Geospatial analysis can be used to guide the selection of sample spacing or sampling plan design. The first step is to conduct an evaluation of the spatial correlation of existing data using one of the following EDA methods: (1) plot the empirical variogram, covariance function, or correlation function; or (2) plot the h-scatterplot. Consider whether the spatial trend should be subtracted from the data before constructing the plot. From the plot, determine the approximate correlation range of the data, which is the maximum distance over which the data are correlated. Ideally, a sampling plan defines a sample spacing less than the correlation distance between measured values of the quantity of interest. As a conservative rule of thumb, the sample spacing should be half the range of spatial correlation identified with EDA.
Understanding the Results: ▼Read more
The spatial distance or temporal frequency over which a property exhibits autocorrelation is not always straightforward or generic at project sites. Thus, sampling designs can sometimes over- or under-sample the area of interest. The sampling interval can be best determined using preliminary data sets (if available) and other site-specific information (for example, soil maps, geologic maps, or digital elevation models). The sampling interval in geospatial analyses can help in determining a defensibly adequate number of samples for a sampling program and can be determined using variography.

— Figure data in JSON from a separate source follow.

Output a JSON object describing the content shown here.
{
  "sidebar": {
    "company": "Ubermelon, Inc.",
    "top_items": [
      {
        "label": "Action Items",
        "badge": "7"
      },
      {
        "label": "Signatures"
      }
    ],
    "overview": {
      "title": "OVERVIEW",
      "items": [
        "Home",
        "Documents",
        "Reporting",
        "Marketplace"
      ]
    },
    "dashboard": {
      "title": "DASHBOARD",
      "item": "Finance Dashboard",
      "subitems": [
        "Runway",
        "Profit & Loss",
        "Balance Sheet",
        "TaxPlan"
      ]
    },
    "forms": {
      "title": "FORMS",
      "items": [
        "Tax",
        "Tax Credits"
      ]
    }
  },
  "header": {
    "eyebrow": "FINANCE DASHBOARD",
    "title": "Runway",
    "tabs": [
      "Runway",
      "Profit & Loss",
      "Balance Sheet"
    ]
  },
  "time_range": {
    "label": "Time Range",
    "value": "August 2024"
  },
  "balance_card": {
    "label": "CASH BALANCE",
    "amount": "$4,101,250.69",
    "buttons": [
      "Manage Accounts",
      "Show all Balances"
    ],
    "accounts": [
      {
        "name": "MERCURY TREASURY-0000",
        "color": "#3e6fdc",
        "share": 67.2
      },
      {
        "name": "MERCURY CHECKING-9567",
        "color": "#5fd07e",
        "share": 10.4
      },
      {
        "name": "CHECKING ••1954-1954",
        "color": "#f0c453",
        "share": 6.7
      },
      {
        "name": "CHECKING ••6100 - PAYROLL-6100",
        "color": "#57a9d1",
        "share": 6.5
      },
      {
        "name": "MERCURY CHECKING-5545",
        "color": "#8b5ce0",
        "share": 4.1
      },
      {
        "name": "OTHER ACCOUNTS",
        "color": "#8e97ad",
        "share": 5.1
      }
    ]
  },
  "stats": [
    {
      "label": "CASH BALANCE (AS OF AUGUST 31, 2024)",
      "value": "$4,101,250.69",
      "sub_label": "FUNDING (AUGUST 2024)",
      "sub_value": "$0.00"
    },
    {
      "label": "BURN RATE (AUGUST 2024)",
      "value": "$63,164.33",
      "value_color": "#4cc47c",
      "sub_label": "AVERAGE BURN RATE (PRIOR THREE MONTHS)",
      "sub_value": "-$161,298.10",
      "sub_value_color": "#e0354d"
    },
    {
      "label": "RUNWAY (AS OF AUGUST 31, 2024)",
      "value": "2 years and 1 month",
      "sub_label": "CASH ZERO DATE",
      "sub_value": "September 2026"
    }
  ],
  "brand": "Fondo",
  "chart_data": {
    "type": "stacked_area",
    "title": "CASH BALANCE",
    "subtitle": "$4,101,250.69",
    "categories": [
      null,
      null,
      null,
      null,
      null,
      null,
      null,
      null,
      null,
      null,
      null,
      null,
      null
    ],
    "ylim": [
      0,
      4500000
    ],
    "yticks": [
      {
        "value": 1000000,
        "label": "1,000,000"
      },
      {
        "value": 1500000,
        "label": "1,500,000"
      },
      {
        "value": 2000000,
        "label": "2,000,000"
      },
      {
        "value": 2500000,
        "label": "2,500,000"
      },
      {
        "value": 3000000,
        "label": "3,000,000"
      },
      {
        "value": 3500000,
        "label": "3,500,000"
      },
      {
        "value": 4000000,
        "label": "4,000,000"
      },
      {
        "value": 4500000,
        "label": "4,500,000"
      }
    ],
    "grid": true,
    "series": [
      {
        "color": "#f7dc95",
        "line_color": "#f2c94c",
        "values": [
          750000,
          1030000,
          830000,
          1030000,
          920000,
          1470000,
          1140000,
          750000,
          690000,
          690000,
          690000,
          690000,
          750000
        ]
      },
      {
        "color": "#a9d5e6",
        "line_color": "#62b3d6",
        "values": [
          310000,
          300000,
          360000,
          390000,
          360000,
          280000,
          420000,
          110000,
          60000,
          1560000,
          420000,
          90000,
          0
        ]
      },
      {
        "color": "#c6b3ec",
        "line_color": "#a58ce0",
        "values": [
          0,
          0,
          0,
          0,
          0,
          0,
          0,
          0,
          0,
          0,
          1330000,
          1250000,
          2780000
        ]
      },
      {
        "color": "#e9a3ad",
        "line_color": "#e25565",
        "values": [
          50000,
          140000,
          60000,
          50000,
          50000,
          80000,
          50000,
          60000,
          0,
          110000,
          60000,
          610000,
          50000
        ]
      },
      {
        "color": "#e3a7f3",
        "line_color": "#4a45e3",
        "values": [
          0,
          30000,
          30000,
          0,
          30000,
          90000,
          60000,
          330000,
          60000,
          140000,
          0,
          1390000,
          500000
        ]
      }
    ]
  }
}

The sampling design should reflect the natural heterogeneity of the data and how the data are related to precision and representativeness of the locations being sampled. The environments that are sampled can be highly heterogeneous in time or space. Therefore, one discrete sample may not represent a particular location or point in time. This heterogeneity can also make it difficult to characterize the variation of a property or process between sampling locations (autocorrelation) or within a single sampling location (for example, laboratory precision). This difficulty can be addressed by using composite sampling, as described in EPA QA/G-5S (USEPA 2002a), or by calculating the average of multiple samples representative of a single sampling location. If economically feasible, the latter better quantifies the precision of the sampling support to determine whether the it is adequate.
Because the potential extent of contamination is rarely known at the outset of an environmental project, the sampling extent is often determined by the sampling program results and is not necessarily evident at the start of sampling. Therefore, a sampling program might propose a sampling extent based on a CSM or other site specific information and optimize this extent upon further data generation and evaluation.
Several geostatistical methods (for example, variograms) guidance documents and free software packages (for example, VSP) are available to help estimate the spatial distribution and number of samples needed to build a defensible and representative sampling program. Be aware that software packages and guidance documents that do not take into account autocorrelation often incorrectly estimate the number of samples needed.